California prosecutors have steadily cut back on seeking life sentences for repeat offenders under the state’s controversial “three strikes and you’re out” law, the Los Angeles Times says.
Statewide, the number of 25-years-to-life sentences for a third strike has dropped more than 50 percent since the peak in 1996. Falling crime rates account for some of that decline, but prosecutors, defense lawyers and independent analysts agree that district attorneys are more selective in deciding when to seek a third strike.
“Prosecutors are beginning to more finely calibrate their use of the three-strikes law,” said Charles Hobson of the Criminal Justice Legal Foundation in Sacramento who successfully defended the constitutionality of the law before the U.S. Supreme Court this year.
The change has been most notable in Los Angeles County, where District Attorney.

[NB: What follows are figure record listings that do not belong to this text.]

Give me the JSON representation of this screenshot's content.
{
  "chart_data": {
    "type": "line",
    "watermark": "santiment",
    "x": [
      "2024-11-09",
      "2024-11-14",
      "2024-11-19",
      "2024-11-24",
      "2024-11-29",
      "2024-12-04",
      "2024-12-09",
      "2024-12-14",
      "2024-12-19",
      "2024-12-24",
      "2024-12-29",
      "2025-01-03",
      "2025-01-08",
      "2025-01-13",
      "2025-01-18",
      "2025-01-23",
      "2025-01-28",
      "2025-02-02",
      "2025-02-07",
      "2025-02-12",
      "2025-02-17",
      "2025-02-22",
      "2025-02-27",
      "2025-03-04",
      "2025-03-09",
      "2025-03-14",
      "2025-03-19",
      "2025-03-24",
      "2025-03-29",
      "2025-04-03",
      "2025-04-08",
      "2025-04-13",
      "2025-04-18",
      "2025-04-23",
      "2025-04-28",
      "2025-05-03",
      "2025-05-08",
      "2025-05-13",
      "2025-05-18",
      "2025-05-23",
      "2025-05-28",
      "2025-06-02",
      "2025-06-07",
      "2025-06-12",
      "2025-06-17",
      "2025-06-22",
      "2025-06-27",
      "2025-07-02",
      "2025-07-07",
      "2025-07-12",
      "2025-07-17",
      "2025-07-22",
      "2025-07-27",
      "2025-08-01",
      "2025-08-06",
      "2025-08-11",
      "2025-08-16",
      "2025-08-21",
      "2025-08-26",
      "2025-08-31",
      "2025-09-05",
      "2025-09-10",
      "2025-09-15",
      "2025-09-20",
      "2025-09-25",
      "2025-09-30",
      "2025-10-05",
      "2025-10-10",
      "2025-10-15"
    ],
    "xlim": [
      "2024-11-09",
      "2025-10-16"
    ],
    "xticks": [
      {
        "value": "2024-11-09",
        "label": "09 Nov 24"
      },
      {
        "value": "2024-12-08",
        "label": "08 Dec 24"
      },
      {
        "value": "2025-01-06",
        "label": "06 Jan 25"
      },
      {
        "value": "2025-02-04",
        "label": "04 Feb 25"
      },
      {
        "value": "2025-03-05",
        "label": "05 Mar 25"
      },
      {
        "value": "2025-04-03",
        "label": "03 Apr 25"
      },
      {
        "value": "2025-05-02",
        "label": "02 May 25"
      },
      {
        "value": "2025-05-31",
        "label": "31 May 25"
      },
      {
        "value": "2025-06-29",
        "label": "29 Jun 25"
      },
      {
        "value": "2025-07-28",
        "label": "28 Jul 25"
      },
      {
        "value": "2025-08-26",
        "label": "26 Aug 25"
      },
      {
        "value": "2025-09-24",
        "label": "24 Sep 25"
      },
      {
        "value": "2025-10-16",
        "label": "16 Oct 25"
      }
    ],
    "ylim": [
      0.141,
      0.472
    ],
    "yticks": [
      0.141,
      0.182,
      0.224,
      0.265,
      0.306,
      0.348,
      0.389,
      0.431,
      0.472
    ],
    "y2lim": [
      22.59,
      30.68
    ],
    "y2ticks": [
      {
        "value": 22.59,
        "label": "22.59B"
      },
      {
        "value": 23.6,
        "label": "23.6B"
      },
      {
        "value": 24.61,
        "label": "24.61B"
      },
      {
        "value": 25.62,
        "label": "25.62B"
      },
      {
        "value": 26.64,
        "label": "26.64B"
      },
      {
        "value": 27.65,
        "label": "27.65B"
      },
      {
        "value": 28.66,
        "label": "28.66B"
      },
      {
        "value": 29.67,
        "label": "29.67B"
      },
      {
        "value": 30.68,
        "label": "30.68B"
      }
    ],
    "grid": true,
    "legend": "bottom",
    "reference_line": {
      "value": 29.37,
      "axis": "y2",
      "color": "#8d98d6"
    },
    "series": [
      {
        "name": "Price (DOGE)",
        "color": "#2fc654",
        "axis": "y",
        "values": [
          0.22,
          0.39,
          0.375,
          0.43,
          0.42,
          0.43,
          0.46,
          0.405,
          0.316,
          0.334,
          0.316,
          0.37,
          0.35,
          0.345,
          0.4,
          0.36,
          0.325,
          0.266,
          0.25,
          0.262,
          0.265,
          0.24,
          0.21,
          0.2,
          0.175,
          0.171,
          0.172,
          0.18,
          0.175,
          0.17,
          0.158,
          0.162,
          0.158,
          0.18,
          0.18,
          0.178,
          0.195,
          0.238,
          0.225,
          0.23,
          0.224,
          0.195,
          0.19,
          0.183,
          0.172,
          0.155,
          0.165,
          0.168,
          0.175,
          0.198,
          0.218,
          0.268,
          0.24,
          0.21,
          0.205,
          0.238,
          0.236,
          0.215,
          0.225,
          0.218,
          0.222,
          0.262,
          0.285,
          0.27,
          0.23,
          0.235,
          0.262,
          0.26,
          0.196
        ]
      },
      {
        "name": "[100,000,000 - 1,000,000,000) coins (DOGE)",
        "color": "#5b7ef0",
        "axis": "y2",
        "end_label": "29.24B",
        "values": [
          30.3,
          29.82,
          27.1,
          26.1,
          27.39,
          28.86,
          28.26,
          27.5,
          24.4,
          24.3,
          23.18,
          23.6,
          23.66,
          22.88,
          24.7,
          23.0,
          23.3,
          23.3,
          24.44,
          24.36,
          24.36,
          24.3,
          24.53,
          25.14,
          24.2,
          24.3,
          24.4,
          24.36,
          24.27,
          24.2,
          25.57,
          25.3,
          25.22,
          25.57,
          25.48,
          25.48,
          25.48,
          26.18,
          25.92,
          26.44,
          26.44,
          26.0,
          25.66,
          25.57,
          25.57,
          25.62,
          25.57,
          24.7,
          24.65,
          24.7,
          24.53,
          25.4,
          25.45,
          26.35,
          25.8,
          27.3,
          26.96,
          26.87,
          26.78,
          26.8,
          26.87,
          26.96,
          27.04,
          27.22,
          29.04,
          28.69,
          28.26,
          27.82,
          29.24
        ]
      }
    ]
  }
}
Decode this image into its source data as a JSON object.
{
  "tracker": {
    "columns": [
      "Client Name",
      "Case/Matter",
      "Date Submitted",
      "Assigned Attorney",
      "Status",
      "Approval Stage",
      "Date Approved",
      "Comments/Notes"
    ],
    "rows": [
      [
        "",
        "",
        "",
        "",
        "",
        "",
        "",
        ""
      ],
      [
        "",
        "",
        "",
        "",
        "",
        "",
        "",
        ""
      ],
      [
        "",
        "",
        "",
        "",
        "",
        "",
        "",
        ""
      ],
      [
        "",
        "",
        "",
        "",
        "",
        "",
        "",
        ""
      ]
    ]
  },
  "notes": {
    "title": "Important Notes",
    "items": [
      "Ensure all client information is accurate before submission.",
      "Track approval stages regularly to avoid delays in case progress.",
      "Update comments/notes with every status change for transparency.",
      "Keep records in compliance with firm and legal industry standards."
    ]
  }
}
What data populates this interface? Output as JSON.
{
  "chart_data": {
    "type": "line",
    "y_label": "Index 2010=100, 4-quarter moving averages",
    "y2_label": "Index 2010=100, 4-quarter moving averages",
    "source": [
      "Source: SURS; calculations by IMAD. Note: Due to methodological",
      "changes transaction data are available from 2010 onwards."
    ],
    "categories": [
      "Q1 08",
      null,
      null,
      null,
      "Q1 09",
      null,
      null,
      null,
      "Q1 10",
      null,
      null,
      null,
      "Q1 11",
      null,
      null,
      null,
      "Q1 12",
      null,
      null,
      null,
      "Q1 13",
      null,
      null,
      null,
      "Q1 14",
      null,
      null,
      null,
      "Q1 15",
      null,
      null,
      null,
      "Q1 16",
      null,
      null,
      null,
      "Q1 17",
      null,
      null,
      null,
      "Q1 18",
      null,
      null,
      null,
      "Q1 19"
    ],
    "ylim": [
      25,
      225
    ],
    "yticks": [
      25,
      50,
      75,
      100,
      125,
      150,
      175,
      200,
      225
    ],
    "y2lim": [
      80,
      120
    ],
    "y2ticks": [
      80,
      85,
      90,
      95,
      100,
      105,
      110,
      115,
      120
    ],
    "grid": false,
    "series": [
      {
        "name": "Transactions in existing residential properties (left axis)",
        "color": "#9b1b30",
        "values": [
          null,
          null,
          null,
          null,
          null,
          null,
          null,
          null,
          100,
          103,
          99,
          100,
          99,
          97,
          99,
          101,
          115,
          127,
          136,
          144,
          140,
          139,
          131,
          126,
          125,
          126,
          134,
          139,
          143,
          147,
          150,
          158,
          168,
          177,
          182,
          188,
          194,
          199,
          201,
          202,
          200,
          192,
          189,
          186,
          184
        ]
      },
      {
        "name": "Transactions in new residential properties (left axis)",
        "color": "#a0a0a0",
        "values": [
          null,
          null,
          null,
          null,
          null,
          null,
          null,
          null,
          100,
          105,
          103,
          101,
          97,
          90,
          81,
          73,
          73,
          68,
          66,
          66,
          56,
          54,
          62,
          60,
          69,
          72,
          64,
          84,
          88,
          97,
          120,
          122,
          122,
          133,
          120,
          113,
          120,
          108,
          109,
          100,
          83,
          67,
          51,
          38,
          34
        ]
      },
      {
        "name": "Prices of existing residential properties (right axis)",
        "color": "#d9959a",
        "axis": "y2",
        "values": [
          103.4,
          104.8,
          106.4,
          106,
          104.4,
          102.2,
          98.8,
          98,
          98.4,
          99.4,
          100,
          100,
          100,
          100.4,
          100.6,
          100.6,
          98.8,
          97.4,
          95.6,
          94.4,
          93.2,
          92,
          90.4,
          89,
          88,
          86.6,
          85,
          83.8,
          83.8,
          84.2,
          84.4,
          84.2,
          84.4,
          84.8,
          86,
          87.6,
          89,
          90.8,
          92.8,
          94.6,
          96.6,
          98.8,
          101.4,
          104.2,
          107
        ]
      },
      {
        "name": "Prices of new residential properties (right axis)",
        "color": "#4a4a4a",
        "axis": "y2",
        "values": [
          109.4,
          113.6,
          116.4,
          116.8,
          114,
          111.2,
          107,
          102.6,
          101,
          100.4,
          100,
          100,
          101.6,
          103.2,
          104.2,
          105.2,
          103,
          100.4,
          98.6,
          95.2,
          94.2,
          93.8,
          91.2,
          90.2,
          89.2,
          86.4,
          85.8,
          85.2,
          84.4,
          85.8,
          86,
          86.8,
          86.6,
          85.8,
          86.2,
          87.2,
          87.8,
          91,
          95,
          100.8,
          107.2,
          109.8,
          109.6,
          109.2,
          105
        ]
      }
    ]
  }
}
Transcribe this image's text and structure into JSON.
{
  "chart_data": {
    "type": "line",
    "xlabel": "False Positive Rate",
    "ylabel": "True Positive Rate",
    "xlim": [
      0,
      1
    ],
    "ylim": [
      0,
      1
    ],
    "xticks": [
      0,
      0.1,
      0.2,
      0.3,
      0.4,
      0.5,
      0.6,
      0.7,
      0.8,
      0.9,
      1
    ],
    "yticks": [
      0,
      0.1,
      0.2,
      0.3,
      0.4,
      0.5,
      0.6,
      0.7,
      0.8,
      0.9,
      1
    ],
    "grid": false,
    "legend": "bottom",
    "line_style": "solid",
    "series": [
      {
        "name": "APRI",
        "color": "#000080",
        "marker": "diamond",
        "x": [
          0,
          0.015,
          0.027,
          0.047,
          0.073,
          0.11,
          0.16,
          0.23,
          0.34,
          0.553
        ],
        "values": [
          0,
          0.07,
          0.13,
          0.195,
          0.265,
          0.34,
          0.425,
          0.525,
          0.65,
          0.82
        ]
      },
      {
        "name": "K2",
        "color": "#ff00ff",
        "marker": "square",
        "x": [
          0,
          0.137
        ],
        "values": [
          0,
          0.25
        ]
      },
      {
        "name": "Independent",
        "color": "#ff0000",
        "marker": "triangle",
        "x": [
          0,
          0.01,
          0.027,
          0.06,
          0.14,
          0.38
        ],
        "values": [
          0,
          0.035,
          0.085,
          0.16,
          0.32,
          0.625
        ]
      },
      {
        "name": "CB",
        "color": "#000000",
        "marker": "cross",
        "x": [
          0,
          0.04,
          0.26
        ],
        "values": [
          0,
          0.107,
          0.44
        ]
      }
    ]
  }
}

Steve Cooley has halted prosecution of most nonviolent third-strikers. Just one of every three potential third-strike cases has been prosecuted to the full extent of the law since he took office in December 2000.
Under Cooley’s policy violent offenses and major drug possession charges are normally treated as third strikes. But nonviolent offenses or lesser drug possession charges are presumed not to be third strikes. A prosecutor can overcome that presumption and bring a third-strike case against a nonviolent defendant, but only with approval of higher officials in the district attorney’s office.
Cooley’s policy put Los Angeles County, origin of 41 percent of the state’s three-strikes cases, into line with policies followed in San Francisco and Alameda counties.
Unlike most of the 24 other states that have adopted versions of the three-strikes law, California’s applies to violent and nonviolent offenses committed by anyone who has been convicted of two violent or serious felonies. Sponsors of the law argue that putting repeat offenders away for life, even if their final crimes are nonviolent, is what was intended.
“Everyone wants to lock up really bad people,” said Mike Reynolds, the Fresno photographer whose daughter’s murder inspired the California law. “We’re just having trouble figuring out who they are.”